Competitive athlete and Paralympic snowboarder Monster Mike Shultz lost his leg in 2008 in a snowmobile race. As soon as he could walk on his first prosthesis, he started looking for prosthetic equipment that would allow him to get back on his bike and snowmobile—and he couldn’t find any.
Undeterred and passionate about building and creating things with his hands, Monster Mike decided to build himself a better leg on his own. Energized by his decision to solve his own problem, Mike worked on designs for a month before starting to build them in his workshop.
Fast-forward to the Beijing 2022 Paralympics, and 26 athletes from 11 different countries used equipment Monster Mike built in his shop. For him, helping fellow adaptive athletes is much bigger than his own personal performance. He’s also partnered with Intel to use Intel® 3DAT (3D Athlete Tracking) technology to advance his goal.

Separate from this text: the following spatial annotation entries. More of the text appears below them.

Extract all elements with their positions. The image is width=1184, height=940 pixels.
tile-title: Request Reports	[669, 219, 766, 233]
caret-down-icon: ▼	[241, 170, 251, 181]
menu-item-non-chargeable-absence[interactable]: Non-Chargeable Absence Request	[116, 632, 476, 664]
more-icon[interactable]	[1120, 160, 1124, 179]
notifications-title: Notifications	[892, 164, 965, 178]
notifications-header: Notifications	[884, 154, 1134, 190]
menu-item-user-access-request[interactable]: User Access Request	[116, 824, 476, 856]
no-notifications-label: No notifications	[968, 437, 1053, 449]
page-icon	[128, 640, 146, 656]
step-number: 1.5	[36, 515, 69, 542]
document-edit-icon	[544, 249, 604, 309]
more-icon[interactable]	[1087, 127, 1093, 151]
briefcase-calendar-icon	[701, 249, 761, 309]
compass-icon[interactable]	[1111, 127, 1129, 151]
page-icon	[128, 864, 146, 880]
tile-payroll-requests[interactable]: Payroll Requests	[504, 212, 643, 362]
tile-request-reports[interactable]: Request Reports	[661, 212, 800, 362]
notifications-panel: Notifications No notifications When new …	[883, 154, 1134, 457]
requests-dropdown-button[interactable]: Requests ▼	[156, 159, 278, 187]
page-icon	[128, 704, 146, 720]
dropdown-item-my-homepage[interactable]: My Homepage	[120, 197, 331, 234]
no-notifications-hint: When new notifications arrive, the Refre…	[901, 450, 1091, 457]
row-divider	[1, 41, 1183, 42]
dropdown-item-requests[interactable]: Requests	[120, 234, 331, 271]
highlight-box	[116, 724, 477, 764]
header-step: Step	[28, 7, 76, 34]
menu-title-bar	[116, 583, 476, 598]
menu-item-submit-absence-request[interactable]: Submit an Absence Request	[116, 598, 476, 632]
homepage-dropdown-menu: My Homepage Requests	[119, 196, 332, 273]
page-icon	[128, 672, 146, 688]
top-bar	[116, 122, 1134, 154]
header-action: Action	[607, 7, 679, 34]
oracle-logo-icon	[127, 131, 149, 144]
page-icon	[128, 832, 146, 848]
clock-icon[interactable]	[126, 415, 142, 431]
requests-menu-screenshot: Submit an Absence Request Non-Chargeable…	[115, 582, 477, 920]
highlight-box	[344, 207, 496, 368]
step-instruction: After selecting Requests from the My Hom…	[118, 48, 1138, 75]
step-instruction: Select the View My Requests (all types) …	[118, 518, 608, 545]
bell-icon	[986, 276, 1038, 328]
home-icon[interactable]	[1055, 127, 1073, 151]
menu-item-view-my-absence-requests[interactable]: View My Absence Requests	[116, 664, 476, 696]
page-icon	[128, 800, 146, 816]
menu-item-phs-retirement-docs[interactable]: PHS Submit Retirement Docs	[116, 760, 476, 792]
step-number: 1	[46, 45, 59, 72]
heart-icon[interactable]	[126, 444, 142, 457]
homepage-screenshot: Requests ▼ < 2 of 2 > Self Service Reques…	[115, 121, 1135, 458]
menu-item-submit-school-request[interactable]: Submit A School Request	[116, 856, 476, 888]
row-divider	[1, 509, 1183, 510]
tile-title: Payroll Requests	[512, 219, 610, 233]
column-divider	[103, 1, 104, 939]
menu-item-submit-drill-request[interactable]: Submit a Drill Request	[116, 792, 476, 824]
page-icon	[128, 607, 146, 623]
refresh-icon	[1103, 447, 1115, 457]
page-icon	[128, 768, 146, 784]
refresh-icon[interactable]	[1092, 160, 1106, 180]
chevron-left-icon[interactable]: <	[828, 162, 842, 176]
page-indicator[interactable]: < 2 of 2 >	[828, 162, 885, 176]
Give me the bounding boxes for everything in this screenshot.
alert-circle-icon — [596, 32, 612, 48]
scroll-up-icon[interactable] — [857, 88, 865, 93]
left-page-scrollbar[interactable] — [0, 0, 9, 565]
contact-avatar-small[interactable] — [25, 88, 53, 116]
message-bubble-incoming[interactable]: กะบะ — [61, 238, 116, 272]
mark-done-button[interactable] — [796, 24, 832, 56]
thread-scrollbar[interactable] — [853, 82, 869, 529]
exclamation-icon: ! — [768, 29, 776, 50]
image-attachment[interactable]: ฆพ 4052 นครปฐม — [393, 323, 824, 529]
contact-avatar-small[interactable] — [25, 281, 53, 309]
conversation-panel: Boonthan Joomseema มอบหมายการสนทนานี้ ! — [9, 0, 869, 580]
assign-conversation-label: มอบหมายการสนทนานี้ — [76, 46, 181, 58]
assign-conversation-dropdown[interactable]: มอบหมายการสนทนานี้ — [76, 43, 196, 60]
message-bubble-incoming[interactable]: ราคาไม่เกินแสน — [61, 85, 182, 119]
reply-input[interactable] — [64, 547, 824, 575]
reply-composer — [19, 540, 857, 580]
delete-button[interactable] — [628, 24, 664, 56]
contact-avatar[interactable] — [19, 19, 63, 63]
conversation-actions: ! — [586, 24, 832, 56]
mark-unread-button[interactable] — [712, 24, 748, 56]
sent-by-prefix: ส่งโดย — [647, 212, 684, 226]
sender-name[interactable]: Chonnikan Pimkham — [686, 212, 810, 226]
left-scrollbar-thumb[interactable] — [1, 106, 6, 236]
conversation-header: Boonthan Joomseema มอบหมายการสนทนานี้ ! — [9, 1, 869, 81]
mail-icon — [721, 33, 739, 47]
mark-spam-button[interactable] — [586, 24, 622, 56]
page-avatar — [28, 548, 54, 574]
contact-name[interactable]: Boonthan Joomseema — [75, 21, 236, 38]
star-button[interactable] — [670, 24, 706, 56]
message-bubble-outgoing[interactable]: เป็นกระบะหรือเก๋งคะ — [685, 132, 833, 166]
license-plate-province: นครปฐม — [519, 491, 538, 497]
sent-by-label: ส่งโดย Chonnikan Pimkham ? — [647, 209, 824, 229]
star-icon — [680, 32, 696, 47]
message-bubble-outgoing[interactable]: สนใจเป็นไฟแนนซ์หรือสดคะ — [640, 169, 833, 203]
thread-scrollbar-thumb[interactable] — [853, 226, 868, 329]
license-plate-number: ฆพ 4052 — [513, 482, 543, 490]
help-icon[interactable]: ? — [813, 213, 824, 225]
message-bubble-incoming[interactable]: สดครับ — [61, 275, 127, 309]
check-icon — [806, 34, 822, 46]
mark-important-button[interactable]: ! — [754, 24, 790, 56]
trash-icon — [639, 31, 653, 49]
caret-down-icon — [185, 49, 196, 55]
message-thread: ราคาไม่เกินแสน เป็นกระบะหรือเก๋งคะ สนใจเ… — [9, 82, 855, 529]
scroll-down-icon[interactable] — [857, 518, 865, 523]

Initially developed for the 2020 Summer Olympics in Tokyo, 3DAT generates 2D and 3D information about how an athlete moves, using data from one or multiple cameras. That information helps Monster Mike and other adaptive athletes get the most performance from their adaptive devices. It enables him to compare two different prostheses he uses, allowing him to overlay visual representations of the mechanics of cycling, squatting, and lifting to discover minute differences that can improve his performance.
With multiple protheses that he uses to train and compete, being able to compare them is extremely valuable for him. Monster Mike is also using Intel® 3DAT to compare his mechanics as an adaptive athlete to those of an able-bodied athlete. This gives him insight to what he can do to better tune his prostheses and enhance his performance overall.
3DAT also allows Monster Mike to measure precisely what joint angles were different and what type of movement patterns exist between all of his different movements and what the able-bodied person did.
Monster Mike’s ultimate goal is to eliminate any difference in the performances of adaptive and able-bodied athletes, and the goal gets closer as he improves his technology and adaptive athletes continue to push boundaries at the Paralympics and in other adaptive sports.